Stabilize köy yoldan çıktılar, bir çam ağacının
gölgesine çöküverdiler.
Mehmet heyecanlıydı.
Gülü’nün ne diyeceğini merak ediyor,
onun da eli ayağı birbirine dolaşıyordu.
İkisi için de zaman durmuş, dünya dönmez
olmuştu.
Güllü dudaklarının kuruduğunu, susuzluktan
dilinin damağına yapıştığını hisseti, heyecanını bastırmaya çalışarak, Mehmet
ben susadım diyebildi.
Mehmet, Gülü’nün gözlerinin içine baktı, içeceğin
su olsun der gibi sessizce kalktı, elini ona uzatarak ayağa kalkmasına yardımcı
oldu, birlikte SERKE Deresi’ne doğru yürüdüler.
Dereye gelince ikisi de diz çöktü, suyun üzerine
uzandı, akan suya ağzını gömerek kana, kana içtiler. Güllü dereden başını kaldırdı,
elinin tersiyle ağsını sildi, akan suya uzun uzun baktı. Sonra derenin kıyısına oturup havadan sudan
konuşmaya başladılar.
Serke deresinde bir aşağı bir yukarı koşuşturan balıkları
izlediler.
Güllü kendini toplamış, ne diyeceğini
hesaplamıştı.
Gözlerini Mehmet’in yüzüne çevirdi, ne zamandan
beri beni istiyorsun diye sordu. Mehmet, nasıl anlatsam bilmem ki diye söz
başladı. Hani çocukken sokakta sek sek oynadığımız günleri hatırlıyor muzun? Taaa o günlerden beri ben seni seviyorum. Bir
türlü sana açılmaya cesaret edemedim. Bir de hayır dersin diye çok korktum çok
dedi.
Güllü, sen bir budalasın dedi ve kıkırdadı. Bu güne kadar neden söylemedin?
Yavaş yavaş kalktılar, el ele tutuşarak tekrar
yola geri döndüler.
Zaten Nadas Köyüne yaklaşmışlardı.
Hızlı adımlarla yürüdüler, köyde
birkaç gencin falına baktılar, beş-on yumurta, bir tavuk ve bir miktar bulgur
toparlayıp akşam olmadan evlerine geri döndüler.
Mehmet olup biteni Annesi Pembe’ye, Güllüde
kendi annesi Zarafet’e heyecanla ballandıra ballandıra anlattı.
İki aile de çocuklarının karanına karşı çıkmadı.

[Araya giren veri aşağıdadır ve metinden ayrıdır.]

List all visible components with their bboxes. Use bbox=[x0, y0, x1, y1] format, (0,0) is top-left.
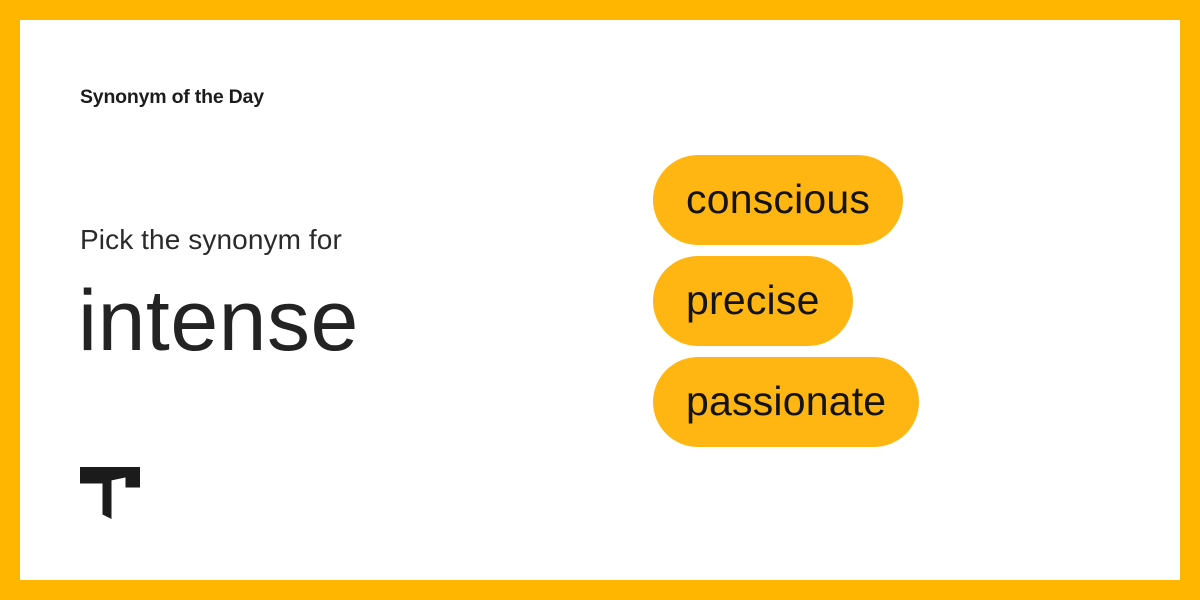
choice-label: conscious bbox=[686, 179, 870, 220]
choice-label: precise bbox=[686, 280, 820, 321]
answer-choices-list: conscious precise passionate bbox=[653, 155, 919, 447]
prompt-label: Pick the synonym for bbox=[80, 224, 342, 256]
card-left-column: Synonym of the Day Pick the synonym for … bbox=[80, 20, 620, 580]
card-kicker: Synonym of the Day bbox=[80, 86, 264, 109]
choice-pill-passionate[interactable]: passionate bbox=[653, 357, 919, 447]
amber-border-frame: Synonym of the Day Pick the synonym for … bbox=[0, 0, 1200, 600]
thesaurus-t-logo-icon bbox=[80, 467, 140, 519]
choice-label: passionate bbox=[686, 381, 886, 422]
headword: intense bbox=[78, 278, 359, 364]
synonym-of-the-day-card: Synonym of the Day Pick the synonym for … bbox=[20, 20, 1180, 580]
choice-pill-precise[interactable]: precise bbox=[653, 256, 853, 346]
choice-pill-conscious[interactable]: conscious bbox=[653, 155, 903, 245]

Hatta bunu bekliyorlarmış gibi makul
karşıladı. Mademki çocuklar birbirini seviyordu, onlara da onların yuvasını
kurmak düşerdi.
Öyle de yaptılar.
Romen gelenekleri neyi gerektiriyorsa bir bir
yerine getirildi. Dünür gidildi. Kız istendi, Nişan, Kına, Düğün ardı ardına
yapıldı.
Folklor oynandı, türküler söylendi. Güllü’
düğününde oryantal yaptı, folklor oynadı. Kıbrısçık’ Türkülerinden “Mezerlikte
gezerim, çıkı çıkı buldum çözerim, ben âlemden güzelim, niçin bekâr gezerim!

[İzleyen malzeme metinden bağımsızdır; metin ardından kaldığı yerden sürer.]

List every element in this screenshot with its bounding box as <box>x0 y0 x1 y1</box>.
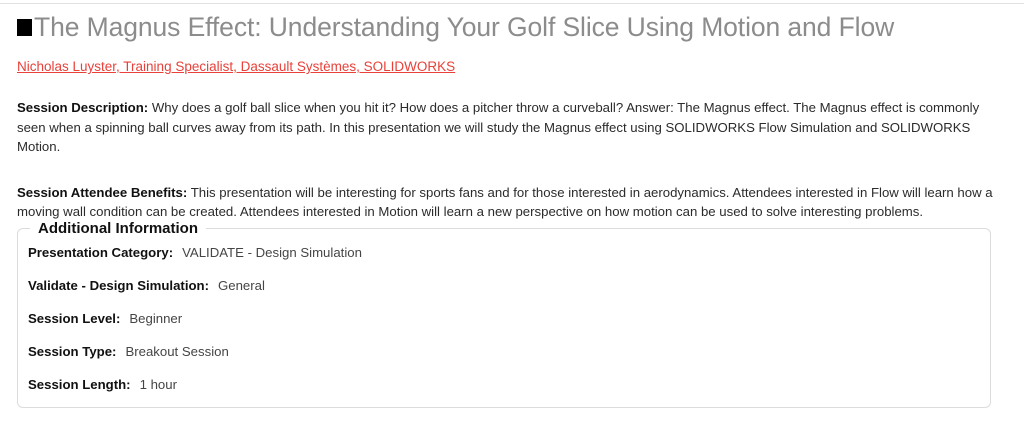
additional-information-legend: Additional Information <box>30 220 206 237</box>
session-description-text: Why does a golf ball slice when you hit … <box>17 100 979 154</box>
session-attendee-benefits: Session Attendee Benefits: This presenta… <box>0 183 1022 222</box>
info-row-presentation-category: Presentation Category: VALIDATE - Design… <box>28 245 990 278</box>
additional-information-panel: Additional Information Presentation Cate… <box>17 220 991 408</box>
info-value-session-length: 1 hour <box>140 377 177 392</box>
info-row-validate-design-simulation: Validate - Design Simulation: General <box>28 278 990 311</box>
info-value-session-type: Breakout Session <box>125 344 228 359</box>
info-value-validate-design-simulation: General <box>218 278 265 293</box>
presenter-link[interactable]: Nicholas Luyster, Training Specialist, D… <box>17 59 455 74</box>
info-label-session-type: Session Type: <box>28 344 116 359</box>
session-detail-page: The Magnus Effect: Understanding Your Go… <box>0 0 1024 222</box>
additional-information-rows: Presentation Category: VALIDATE - Design… <box>18 237 990 410</box>
info-value-session-level: Beginner <box>129 311 182 326</box>
info-value-presentation-category: VALIDATE - Design Simulation <box>182 245 362 260</box>
author-line: Nicholas Luyster, Training Specialist, D… <box>0 45 1024 76</box>
page-title: The Magnus Effect: Understanding Your Go… <box>0 0 1024 45</box>
broken-image-icon <box>17 19 32 36</box>
info-label-session-length: Session Length: <box>28 377 131 392</box>
session-benefits-label: Session Attendee Benefits: <box>17 185 187 200</box>
info-label-session-level: Session Level: <box>28 311 120 326</box>
session-description: Session Description: Why does a golf bal… <box>0 98 1022 157</box>
info-row-session-level: Session Level: Beginner <box>28 311 990 344</box>
info-row-session-type: Session Type: Breakout Session <box>28 344 990 377</box>
page-title-text: The Magnus Effect: Understanding Your Go… <box>34 14 894 41</box>
info-label-validate-design-simulation: Validate - Design Simulation: <box>28 278 209 293</box>
session-description-label: Session Description: <box>17 100 148 115</box>
info-label-presentation-category: Presentation Category: <box>28 245 173 260</box>
info-row-session-length: Session Length: 1 hour <box>28 377 990 410</box>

Sarıçam sakızı alınmaz, Koca adama varılmaz, koca adamın çocuğu, kucağa da
alınmaz” türküsüne eşlikte etti.
Gece ilerleyip düğün bitince, gelenek olduğu
üzere damadı gerdeğe yumruklar arasında soktular.
İki gönül bir olunca samanlık seyran olur, atasözü
sanki Güllü ile Mehmet için söylenmişti. Fakirlik ve yoksulluk ikisinin de
kaderiydi, fakat mutluluğuna engel olamamıştı.
Güllü ile Mehmet tencerede pişiyor, kapağında
yiyor, mutlu mesut geçinip gidiyorlardı.
Hayattan pek çok beklentileri olmadığı için mutlu görünüyorlardı.
Evliliklerinin üzerinden aylar,
yıllar göz kamaştıran bir hızla arka arkaya serke dere suyu gibi aktı geçti.
Dünya hızlı dönüyor, günler çabuk da geçiyordu?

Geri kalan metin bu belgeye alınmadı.